• Login
Community
  • Login

Regex: I want to modify something

Scheduled Pinned Locked Moved Help wanted · · · – – – · · ·
11 Posts 3 Posters 4.2k Views
Loading More Posts
  • Oldest to Newest
  • Newest to Oldest
  • Most Votes
Reply
  • Reply as topic
Log in to reply
This topic has been deleted. Only users with topic management privileges can see it.
  • V
    Vasile Caraus
    last edited by Vasile Caraus Feb 5, 2017, 4:44 AM Feb 5, 2017, 4:43 AM

    hello. I just want to modify something, I didn’t succeed.

    So, I have this Regex:

    (?s)((^.*)(SELECT_UNTIL_THIS_WORD)|(SELECT_AFTER_THIS_WORD)(.*$))

    As u can see, this will select everything before some word and also will select everything after some word.

    Now, the single problem is that this regex selects all before and after some words, but this not include also the rest of the lines that contains that words.

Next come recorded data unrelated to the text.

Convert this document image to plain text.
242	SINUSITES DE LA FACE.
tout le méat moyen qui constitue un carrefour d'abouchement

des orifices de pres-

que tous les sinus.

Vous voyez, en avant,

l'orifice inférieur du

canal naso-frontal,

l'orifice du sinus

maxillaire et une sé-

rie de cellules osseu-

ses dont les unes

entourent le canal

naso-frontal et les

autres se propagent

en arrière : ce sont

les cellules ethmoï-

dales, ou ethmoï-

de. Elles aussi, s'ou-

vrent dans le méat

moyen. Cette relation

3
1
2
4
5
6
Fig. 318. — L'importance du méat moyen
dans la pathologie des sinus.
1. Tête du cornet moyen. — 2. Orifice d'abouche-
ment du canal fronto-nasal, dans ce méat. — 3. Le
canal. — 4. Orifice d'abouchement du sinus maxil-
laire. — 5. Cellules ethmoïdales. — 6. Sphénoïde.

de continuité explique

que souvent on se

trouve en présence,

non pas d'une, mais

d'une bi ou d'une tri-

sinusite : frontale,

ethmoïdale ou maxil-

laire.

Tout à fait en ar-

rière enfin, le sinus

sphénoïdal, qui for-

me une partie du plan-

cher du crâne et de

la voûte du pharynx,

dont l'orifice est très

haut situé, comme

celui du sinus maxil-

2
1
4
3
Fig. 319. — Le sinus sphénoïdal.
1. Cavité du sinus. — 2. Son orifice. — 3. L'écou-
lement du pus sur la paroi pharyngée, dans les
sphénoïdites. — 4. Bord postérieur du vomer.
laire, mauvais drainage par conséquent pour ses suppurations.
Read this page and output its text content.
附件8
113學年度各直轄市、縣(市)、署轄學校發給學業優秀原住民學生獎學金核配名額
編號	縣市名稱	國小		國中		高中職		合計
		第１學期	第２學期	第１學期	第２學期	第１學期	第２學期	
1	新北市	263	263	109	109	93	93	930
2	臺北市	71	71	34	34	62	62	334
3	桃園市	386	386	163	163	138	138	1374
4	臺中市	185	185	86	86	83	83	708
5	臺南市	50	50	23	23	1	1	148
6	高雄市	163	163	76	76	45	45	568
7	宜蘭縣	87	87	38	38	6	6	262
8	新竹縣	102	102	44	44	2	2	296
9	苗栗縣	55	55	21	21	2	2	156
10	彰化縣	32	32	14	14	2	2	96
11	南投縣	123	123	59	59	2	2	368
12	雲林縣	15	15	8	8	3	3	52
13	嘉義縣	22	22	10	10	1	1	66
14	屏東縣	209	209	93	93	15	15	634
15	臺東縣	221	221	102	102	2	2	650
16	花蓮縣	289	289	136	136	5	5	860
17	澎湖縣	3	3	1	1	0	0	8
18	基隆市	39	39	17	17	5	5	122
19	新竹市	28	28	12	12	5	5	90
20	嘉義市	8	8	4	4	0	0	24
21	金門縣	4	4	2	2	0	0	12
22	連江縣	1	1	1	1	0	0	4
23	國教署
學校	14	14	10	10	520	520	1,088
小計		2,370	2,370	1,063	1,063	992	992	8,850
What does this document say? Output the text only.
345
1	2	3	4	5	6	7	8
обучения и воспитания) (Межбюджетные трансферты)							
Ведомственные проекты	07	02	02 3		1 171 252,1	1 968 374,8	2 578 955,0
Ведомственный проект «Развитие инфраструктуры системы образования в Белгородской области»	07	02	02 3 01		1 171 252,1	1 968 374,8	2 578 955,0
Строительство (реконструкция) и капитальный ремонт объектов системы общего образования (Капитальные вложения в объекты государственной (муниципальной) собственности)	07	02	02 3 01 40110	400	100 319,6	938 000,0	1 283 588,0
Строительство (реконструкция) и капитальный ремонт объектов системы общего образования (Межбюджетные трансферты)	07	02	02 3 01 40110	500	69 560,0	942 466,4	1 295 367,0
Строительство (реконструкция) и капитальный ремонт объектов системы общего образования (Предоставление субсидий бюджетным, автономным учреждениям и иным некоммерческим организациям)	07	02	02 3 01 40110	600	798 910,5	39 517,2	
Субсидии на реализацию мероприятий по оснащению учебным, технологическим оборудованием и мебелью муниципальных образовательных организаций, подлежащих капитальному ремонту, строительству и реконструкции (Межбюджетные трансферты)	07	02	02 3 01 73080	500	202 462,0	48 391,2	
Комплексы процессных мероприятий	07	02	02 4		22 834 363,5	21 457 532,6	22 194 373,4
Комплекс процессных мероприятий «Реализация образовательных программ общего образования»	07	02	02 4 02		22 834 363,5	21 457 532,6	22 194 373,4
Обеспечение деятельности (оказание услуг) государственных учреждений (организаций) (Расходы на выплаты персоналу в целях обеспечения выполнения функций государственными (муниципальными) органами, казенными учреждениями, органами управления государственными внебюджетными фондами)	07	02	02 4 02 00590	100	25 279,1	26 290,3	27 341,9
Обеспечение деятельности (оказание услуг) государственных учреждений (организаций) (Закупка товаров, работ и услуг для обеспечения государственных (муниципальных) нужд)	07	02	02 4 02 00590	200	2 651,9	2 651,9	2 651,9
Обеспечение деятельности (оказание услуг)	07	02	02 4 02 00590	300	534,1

    Basically, something like this

    bla bla
    bla bla
    bla bla WORD_1 (it does not select)
    my_text
    my_text
    my_text
    (it does not select) WORD_2
    bla bla
    bla bla

    (?s)((^.*)(WORD_1)|(WORD_2)(.*$))

    After using the regex, and replace all with nothing (basically I want to delete) will remain the part with (it does not select)

    So, all I want is to select the entire lines that contains WORD_1 and _WORD_2, not just before and after them.

    1 Reply Last reply Reply Quote 0
    • G
      guy038
      last edited by guy038 Feb 5, 2017, 5:40 AM Feb 5, 2017, 5:34 AM

      Hello Vasile,

      The most simple regex, to select the lines, which contains the word WORD_1 OR the word WORD_2, seems to be :

      • .*(WORD_1|WORD_2).* for the line contents, only

      • .*(WORD_1|WORD_2).*\R for the complete lines, with their line-breaks


      Seemingly, as you want to delete these lines, the correct S/R, that you need, is :

      SEARCH .*(WORD_1|WORD_2).*\R

      REPLACE EMPTY

      Best Regards,

      guy038

      1 Reply Last reply Reply Quote 0
      • V
        Vasile Caraus
        last edited by Feb 5, 2017, 8:36 AM

        hello guy038. No no.

        I want to delete everything before the line that has WORD_1 included that line. And to delete everything after WORD_2 included that line. So as to remain only those 3 lines with “my_text.”

        The problem of my regex is that selects everything before WORD_1 and everything after WORD_2 but it doesn’t select also the rest of the lines which contains this 2 words.

        Please see again my regex and my example.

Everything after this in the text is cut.